Remain in the Home

A child protective services (CPS) worker who determines that a child can remain safely in the home with his or her family or caregiver then conducts a comprehensive family assessment with the family to determine the services needed to minimize both the risk of child maltreatment and the factors that contributed to this risk. The caseworker will engage the family, develop the case plan, and refer for appropriate services.

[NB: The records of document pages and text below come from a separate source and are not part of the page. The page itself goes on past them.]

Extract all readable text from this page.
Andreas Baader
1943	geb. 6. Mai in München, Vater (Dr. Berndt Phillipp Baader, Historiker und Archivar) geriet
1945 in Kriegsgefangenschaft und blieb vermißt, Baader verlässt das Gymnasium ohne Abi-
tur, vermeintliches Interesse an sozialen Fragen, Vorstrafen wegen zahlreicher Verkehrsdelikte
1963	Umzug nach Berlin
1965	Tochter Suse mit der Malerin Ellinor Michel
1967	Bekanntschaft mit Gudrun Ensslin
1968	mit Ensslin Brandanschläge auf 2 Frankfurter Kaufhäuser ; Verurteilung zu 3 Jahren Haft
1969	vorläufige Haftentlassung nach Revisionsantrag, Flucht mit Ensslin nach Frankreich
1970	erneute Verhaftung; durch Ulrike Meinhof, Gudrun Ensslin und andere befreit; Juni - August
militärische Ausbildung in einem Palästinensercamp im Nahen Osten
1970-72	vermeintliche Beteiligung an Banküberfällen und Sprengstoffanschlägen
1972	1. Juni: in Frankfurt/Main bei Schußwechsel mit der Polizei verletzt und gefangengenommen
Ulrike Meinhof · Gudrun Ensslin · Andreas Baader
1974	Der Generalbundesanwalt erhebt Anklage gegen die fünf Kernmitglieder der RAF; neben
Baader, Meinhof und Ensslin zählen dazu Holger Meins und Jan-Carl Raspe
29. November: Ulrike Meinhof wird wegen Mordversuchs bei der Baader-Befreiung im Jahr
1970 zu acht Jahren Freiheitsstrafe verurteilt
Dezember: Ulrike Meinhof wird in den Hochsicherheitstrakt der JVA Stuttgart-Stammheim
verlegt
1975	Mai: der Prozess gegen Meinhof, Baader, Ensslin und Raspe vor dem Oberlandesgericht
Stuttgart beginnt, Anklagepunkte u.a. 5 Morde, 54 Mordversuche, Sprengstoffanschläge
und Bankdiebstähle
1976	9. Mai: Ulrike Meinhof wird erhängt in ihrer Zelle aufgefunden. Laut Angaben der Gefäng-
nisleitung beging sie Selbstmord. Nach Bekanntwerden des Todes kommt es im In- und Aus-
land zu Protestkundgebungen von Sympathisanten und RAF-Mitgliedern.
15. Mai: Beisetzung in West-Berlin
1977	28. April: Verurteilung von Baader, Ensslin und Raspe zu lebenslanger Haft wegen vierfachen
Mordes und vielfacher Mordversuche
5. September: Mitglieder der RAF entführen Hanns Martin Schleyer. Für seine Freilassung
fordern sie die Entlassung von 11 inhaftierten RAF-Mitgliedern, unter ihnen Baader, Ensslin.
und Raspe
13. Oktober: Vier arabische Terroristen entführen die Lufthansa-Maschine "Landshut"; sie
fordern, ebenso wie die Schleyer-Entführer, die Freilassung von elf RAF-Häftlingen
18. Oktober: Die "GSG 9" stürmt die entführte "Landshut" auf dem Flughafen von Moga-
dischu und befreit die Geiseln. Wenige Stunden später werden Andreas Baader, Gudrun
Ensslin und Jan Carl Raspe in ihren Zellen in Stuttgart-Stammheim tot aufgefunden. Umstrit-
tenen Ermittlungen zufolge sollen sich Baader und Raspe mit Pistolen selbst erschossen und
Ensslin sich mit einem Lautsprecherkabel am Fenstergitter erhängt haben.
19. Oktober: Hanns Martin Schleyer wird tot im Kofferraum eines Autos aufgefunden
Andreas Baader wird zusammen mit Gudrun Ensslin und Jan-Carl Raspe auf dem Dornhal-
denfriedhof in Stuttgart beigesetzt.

Once the case plan has been developed, the caseworker provides or arranges for services identified in the plan to help family members achieve or accomplish the plan's outcomes, goals, and tasks. Selecting and matching interventions and services is important in the casework process. Child maltreatment is caused by multiple and interacting factors, so interventions need to address as many of these contributing issues as possible. These include mental health and/or substance abuse treatment, parent education, and services to all family members that address trauma and concrete needs such as housing and child care. The ultimate goals are to keep the child safe, ensure the child’s overall well-being, strengthen the family, reduce the need for agency involvement, minimize the risk of a recurrence of maltreatment, and close the case when appropriate and safe.

Services to families with children that remain in their homes, sometimes referred to as family support or family preservation services, are provided at three levels, namely: 

  • Minimal services, such as education and support that address basic parenting skills, including the use of age appropriate discipline techniques and establishment of realistic expectations for a child or that address home maintenance skills, including effective home cleaning, grocery shopping, and budgeting
  • Intermediate services, such as family therapy, outpatient substance abuse, or mental health treatment for the parent and/or the child or the provision of respite care for caregivers to relieve the stress that contributed to the maltreatment
  • Intensive services, such as a family preservation effort that requires an intensive family intervention by a caseworker for a short period of time to resolve issues contributing to maltreatment

Groups other than the child welfare agency can provide many of these services, particularly at the minimal or intermediate level, and are often community-based or come from informal support systems. At the intensive level, private providers with whom the agency contracts can render specialized or intensive services as needed.

When the risk of further maltreatment is minimized and the goals of the case plan are met, then the case is closed and no further contact with the child welfare agency is required. If, however, sufficient progress is not made, maltreatment recurs, or anything else happens that endangers the child’s safety, then the CPS agency will reconsider whether the child should be removed from the home.

If the case is closed and another allegation of maltreatment is reported, then the case could be reopened and the CPS process begun again.